Regulation driving technology

It’s interesting to see what drives the technology curve. You sort of assume that things like product innovation processes are consumer led; needs are identified and someone comes up with a way of addressing them. Obviously, you need advances in technology to support such things. New technology also comes from other quarters, but I’m always surprised when I see regulation and compliance requirement creating new product offerings.

This train of thought came from looking at Message Logic’s website, who specialise in products that provide message archiving. The main reason their clients use their products are for “Regulatory, Compliance, Legal Discovery and Corporate Governance” purposes, which, to be perfectly honest, I have never really been exposed to. Thinking about it, I can understand the requirement, but it’s still interesting to see a whole industry develop around it.

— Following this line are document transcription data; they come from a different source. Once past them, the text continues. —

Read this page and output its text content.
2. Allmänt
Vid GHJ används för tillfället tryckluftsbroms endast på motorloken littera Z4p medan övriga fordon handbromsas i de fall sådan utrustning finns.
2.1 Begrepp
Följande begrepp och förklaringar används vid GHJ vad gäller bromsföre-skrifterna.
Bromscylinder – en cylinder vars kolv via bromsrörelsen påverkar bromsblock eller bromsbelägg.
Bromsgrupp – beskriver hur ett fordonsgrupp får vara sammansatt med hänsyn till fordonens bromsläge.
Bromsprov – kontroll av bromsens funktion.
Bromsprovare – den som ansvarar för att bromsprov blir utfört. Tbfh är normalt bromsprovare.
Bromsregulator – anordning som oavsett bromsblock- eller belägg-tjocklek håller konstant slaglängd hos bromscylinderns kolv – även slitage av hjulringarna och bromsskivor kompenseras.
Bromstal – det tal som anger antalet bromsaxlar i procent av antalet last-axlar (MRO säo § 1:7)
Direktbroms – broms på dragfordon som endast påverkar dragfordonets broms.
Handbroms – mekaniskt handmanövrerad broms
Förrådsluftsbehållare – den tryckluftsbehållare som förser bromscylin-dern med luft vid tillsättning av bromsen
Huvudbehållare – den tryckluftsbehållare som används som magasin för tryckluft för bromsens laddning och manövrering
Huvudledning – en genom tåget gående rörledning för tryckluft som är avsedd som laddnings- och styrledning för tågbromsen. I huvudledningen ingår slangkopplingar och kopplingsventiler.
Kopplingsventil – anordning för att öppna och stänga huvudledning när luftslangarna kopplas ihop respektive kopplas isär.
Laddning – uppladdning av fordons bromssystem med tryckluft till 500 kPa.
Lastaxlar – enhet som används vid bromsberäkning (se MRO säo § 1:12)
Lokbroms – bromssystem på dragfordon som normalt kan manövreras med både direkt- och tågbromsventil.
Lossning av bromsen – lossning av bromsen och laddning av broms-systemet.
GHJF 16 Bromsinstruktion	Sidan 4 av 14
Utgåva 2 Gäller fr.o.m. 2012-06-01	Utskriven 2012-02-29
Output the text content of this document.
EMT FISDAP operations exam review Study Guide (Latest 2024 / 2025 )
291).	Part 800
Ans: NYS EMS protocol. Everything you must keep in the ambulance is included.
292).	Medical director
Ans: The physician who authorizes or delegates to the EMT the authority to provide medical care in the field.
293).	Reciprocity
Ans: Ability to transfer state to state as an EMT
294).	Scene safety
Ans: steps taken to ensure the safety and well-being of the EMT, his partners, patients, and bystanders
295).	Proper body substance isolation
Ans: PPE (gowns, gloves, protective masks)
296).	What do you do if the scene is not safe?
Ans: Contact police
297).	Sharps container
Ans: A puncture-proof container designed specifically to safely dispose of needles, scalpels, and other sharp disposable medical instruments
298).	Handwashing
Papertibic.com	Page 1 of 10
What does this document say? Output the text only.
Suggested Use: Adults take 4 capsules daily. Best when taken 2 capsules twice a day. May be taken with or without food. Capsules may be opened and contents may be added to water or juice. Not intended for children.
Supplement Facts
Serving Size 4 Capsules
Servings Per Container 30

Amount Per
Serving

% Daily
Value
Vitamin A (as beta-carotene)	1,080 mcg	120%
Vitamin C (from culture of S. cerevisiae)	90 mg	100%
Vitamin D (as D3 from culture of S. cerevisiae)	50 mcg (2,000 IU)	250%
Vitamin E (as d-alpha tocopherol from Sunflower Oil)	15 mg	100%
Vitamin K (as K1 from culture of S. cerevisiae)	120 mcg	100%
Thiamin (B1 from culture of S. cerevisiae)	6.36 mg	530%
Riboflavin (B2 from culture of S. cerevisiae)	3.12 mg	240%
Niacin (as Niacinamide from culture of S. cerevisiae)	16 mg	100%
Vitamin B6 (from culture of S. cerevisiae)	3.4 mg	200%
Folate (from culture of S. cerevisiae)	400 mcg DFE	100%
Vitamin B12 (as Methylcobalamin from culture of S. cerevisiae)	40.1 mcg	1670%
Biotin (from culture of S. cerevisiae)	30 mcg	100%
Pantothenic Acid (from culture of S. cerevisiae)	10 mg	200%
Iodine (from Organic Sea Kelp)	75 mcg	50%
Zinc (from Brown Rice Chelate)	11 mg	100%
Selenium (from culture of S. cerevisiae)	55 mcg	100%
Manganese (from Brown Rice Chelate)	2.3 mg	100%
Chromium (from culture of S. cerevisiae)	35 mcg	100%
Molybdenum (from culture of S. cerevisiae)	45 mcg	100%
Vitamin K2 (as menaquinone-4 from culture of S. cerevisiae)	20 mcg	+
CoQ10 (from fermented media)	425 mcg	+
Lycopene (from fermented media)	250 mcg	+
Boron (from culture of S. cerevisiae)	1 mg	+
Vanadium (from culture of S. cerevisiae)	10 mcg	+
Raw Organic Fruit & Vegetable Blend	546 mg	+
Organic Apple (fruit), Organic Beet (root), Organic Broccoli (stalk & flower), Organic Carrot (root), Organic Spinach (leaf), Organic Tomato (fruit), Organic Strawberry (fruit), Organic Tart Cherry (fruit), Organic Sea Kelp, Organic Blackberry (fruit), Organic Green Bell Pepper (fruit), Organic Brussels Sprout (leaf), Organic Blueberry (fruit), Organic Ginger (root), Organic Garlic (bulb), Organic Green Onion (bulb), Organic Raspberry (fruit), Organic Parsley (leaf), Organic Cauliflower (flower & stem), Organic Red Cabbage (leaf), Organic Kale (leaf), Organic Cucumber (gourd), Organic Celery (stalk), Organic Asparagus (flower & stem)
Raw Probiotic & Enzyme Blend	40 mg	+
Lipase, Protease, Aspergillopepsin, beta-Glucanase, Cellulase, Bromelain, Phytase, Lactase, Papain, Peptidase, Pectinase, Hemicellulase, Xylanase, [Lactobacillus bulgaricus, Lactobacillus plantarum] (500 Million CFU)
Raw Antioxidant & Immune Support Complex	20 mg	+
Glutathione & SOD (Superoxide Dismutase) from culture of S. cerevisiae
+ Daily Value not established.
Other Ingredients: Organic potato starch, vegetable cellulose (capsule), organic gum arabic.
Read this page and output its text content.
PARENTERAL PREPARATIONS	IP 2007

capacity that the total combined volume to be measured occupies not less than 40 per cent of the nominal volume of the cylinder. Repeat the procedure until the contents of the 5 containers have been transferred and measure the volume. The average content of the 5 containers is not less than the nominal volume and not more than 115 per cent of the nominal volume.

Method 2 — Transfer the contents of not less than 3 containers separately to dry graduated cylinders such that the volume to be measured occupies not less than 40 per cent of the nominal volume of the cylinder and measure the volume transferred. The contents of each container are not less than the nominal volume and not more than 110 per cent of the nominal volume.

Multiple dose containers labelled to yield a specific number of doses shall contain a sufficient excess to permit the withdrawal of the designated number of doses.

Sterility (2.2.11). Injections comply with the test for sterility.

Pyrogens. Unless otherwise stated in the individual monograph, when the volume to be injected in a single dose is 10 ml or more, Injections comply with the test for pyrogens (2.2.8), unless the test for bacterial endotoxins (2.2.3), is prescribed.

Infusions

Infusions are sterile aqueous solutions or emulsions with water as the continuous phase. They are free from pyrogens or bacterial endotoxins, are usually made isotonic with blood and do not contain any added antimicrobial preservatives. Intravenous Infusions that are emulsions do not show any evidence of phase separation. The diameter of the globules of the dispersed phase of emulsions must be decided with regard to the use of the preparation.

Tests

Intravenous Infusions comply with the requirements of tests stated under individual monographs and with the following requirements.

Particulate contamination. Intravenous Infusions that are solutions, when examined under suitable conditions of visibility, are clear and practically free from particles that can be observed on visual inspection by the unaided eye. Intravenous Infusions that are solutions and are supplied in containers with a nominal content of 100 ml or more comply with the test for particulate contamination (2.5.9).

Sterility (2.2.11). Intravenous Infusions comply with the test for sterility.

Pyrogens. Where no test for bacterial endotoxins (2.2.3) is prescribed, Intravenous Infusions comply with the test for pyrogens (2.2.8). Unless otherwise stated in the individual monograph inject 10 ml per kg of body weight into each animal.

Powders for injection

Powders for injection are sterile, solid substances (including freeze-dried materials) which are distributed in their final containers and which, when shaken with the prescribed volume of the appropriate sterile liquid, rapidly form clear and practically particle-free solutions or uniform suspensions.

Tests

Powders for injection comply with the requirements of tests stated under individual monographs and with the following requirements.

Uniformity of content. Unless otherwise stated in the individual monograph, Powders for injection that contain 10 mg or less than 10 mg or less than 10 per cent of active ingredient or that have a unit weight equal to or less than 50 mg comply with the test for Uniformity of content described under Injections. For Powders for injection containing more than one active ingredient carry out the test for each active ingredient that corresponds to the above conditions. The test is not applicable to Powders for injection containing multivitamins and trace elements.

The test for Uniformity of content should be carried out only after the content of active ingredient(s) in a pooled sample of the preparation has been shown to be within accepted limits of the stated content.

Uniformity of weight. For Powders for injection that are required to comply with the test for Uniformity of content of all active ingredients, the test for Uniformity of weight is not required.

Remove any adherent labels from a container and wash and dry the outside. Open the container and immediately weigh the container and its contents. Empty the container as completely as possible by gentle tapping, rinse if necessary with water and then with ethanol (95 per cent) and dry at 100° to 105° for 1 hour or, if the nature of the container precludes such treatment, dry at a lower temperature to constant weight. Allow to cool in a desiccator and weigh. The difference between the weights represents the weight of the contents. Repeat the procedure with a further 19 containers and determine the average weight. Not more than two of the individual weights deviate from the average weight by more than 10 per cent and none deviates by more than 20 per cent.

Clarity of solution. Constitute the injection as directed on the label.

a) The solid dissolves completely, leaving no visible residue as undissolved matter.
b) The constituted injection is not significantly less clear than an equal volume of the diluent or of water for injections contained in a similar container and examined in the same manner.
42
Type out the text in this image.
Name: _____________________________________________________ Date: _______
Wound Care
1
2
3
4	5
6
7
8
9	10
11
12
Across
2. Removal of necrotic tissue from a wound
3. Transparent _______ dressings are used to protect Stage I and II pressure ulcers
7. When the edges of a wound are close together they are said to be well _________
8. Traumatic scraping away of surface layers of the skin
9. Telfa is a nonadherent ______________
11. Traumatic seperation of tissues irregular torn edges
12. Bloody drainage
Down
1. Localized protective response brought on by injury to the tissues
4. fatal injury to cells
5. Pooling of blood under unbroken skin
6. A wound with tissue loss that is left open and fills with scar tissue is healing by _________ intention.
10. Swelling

The other interesting side of this product is that it’s offered in 4 different flavours: It’s available as a virtual machine, can be purchased as an appliance, or deployed in the cloud to Amazon Web Services, or in a highly compliant cloud provider (NASDAQ OMX FinQloud). This is a pretty mature way of acknowledging that clients have different requirements and the technology stack deployed for one may not necessarily be adequate, or even legal, for a different client. Here, Message Logic is providing supported options that can be tailored precisely to the client’s needs.

Some interesting thoughts there, apologies for the reambling, it’s always fun to see how companies build products and how they deploy them. Have *you* come across anything interesting today?